Model-Free Robust $φ$-Divergence Reinforcement Learning Using Both Offline and Online Data
Kishan Panaganti, Adam Wierman, Eric Mazumdar
TL;DR
The paper tackles robustness in reinforcement learning under model mismatch by developing model-free, offline RPQ for the RRMDP framework and a hybrid offline-online HyTQ for finite-horizon problems. RPQ leverages a dual representation of the robust Bellman operator to learn an ε-optimal robust policy using only nominal-model offline data across general φ-divergences. HyTQ extends this to a hybrid setting using TV-divergence duality and backward induction, achieving improved out-of-distribution handling with theoretical suboptimality and sample-complexity guarantees under bilinear and related realizability assumptions.

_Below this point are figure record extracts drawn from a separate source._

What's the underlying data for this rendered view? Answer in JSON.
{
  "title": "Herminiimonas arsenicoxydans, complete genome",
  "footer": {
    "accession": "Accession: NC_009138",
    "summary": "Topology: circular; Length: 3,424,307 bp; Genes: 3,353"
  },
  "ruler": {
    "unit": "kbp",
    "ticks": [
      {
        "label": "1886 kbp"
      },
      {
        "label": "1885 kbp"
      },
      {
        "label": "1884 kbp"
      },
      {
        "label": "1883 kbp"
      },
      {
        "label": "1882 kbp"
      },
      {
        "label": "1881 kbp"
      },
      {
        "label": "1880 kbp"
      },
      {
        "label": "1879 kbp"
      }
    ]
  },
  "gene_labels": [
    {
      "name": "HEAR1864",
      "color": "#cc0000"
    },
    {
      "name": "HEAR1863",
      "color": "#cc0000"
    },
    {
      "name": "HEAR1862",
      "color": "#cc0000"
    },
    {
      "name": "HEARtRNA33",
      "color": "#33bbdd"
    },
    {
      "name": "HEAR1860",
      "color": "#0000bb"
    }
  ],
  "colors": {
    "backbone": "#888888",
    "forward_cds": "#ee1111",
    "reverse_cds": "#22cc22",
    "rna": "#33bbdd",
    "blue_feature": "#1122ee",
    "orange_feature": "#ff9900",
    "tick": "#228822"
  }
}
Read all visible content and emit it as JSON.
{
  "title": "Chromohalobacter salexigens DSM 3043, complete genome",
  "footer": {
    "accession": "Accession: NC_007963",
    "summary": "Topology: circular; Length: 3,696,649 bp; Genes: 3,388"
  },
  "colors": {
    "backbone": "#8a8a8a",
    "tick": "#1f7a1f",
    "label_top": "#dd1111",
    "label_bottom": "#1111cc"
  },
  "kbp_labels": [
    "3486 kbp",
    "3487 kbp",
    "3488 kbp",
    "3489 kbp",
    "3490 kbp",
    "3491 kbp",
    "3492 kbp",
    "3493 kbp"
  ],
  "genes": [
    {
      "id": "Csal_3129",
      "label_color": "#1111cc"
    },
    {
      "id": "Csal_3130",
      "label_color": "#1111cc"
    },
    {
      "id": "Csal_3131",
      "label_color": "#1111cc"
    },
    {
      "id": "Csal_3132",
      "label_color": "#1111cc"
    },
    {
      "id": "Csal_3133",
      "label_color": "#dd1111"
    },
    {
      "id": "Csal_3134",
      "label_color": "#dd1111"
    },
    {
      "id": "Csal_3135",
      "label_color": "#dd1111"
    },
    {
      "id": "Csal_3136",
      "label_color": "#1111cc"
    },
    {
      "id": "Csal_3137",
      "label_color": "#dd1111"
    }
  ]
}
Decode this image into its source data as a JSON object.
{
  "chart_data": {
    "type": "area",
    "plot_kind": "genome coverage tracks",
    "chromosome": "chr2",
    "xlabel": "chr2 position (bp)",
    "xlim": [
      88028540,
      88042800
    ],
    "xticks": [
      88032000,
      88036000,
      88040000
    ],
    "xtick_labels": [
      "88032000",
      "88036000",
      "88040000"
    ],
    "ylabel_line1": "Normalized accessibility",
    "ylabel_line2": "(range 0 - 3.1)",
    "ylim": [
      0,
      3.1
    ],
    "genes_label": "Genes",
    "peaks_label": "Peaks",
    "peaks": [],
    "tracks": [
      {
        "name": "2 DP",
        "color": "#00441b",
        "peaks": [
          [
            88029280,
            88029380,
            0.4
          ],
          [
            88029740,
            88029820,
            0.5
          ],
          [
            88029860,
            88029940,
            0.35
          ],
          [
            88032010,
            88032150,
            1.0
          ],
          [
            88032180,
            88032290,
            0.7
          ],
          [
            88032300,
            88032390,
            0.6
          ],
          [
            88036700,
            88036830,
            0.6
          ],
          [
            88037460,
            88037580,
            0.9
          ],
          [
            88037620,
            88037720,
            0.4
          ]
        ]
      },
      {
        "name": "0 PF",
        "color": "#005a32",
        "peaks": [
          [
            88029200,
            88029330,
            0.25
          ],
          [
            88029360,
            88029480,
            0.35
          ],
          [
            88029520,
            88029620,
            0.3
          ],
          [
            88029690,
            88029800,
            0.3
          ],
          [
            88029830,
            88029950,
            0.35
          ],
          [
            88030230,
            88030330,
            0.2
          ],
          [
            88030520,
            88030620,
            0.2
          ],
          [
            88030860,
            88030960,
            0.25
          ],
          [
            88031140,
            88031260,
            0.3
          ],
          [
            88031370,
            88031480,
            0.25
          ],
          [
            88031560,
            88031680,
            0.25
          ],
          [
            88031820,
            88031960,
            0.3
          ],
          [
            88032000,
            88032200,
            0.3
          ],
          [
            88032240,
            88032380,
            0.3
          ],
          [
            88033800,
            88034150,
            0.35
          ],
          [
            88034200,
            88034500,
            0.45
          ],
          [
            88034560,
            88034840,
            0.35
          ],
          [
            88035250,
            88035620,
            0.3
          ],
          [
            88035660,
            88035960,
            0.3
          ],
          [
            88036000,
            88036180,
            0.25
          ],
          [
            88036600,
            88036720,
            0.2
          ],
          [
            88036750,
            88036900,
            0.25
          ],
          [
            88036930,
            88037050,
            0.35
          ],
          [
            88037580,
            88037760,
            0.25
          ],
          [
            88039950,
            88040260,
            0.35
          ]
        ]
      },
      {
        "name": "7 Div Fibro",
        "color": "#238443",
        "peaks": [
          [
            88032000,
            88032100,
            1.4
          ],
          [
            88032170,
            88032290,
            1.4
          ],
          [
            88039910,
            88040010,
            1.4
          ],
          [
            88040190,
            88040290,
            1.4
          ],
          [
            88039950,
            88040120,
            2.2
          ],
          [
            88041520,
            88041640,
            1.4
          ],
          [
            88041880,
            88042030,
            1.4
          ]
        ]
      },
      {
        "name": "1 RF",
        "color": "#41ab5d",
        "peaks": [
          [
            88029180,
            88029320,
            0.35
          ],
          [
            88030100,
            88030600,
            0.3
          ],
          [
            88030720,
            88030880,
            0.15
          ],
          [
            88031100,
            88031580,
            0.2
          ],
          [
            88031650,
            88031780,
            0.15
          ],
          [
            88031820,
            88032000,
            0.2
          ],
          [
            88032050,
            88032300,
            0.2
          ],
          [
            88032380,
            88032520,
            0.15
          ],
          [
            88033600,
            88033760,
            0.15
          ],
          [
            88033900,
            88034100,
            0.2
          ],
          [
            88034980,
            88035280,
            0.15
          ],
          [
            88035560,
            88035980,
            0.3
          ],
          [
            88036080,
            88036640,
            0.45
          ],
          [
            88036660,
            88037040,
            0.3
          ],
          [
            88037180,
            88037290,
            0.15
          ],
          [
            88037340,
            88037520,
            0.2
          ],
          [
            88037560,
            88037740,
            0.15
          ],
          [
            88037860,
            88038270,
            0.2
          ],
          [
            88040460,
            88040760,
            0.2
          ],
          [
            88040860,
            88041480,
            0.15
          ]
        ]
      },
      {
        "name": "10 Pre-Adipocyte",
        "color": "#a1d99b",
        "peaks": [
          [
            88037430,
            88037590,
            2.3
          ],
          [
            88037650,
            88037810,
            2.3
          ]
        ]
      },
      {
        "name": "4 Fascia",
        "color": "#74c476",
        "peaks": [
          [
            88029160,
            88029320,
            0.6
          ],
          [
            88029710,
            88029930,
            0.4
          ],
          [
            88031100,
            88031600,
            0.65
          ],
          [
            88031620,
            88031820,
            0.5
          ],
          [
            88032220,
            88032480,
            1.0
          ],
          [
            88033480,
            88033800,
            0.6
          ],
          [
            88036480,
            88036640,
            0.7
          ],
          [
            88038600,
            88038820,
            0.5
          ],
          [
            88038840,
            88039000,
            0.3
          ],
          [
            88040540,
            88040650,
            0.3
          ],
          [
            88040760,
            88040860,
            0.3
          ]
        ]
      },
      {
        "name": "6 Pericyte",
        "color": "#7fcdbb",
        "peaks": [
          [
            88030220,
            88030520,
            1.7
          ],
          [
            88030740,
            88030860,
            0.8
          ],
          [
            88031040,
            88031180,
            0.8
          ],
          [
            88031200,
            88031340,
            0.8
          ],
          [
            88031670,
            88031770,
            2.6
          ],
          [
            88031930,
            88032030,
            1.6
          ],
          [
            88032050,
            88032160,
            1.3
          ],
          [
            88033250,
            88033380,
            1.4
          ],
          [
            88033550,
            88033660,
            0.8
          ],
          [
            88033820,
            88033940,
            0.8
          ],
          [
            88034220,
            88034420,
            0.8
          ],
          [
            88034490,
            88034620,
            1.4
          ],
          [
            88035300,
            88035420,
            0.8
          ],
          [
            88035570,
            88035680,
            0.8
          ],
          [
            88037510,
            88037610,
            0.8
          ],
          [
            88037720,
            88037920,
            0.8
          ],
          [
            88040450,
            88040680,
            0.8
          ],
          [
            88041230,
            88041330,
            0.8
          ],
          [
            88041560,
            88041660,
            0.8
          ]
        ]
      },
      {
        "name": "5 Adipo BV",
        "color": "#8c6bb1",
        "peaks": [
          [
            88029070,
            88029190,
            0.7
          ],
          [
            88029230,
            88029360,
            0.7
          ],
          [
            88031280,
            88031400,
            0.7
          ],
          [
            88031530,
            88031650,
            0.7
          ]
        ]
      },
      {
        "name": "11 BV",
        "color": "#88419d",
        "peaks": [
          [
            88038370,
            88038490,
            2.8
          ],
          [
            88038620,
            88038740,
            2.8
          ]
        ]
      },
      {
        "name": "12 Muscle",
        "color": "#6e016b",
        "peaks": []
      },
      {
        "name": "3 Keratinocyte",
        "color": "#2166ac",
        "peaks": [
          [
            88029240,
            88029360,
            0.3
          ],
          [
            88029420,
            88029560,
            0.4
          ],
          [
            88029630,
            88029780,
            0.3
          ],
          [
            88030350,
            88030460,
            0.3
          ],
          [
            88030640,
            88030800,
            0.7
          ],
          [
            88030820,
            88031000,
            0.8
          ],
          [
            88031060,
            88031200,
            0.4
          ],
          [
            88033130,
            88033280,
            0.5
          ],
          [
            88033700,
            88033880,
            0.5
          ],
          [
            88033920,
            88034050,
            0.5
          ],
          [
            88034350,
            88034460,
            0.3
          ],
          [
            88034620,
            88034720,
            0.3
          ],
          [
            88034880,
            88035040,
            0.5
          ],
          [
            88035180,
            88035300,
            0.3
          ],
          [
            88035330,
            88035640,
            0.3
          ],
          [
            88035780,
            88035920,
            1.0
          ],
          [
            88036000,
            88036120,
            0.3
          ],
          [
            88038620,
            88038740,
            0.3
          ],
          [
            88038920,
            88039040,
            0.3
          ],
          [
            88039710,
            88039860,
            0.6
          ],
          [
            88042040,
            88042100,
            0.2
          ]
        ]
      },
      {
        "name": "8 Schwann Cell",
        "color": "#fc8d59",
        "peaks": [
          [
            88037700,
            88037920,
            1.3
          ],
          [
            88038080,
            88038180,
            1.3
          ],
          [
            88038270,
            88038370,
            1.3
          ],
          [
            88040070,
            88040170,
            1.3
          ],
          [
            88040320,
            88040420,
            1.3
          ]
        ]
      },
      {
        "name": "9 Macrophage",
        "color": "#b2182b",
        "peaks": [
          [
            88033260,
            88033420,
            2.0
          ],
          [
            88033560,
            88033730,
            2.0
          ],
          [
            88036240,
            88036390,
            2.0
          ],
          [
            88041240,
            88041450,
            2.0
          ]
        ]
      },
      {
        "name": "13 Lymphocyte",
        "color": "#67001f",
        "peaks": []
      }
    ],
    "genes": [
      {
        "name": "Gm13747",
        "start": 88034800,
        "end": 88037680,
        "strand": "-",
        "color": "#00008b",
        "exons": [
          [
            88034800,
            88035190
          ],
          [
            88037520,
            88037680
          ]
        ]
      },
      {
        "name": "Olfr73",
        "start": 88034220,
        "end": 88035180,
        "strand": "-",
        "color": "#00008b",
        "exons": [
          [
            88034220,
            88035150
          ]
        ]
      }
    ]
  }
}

Together, these results provide a unified, scalable treatment of robust RL in high-dimensional settings with broad divergence families, offering principled guidance for offline, online, or hybrid deployment in uncertain environments.
Abstract
The robust $φ$-regularized Markov Decision Process (RRMDP) framework focuses on designing control policies that are robust against parameter uncertainties due to mismatches between the simulator (nominal) model and real-world settings. This work makes two important contributions. First, we propose a model-free algorithm called Robust $φ$-regularized fitted Q-iteration (RPQ) for learning an $ε$-optimal robust policy that uses only the historical data collected by rolling out a behavior policy (with robust exploratory requirement) on the nominal model. To the best of our knowledge, we provide the first unified analysis for a class of $φ$-divergences achieving robust optimal policies in high-dimensional systems with general function approximation. Second, we introduce the hybrid robust $φ$-regularized reinforcement learning framework to learn an optimal robust policy using both historical data and online sampling. Towards this framework, we propose a model-free algorithm called Hybrid robust Total-variation-regularized Q-iteration (HyTQ: pronounced height-Q). To the best of our knowledge, we provide the first improved out-of-data-distribution assumption in large-scale problems with general function approximation under the hybrid robust $φ$-regularized reinforcement learning framework. Finally, we provide theoretical guarantees on the performance of the learned policies of our algorithms on systems with arbitrary large state space.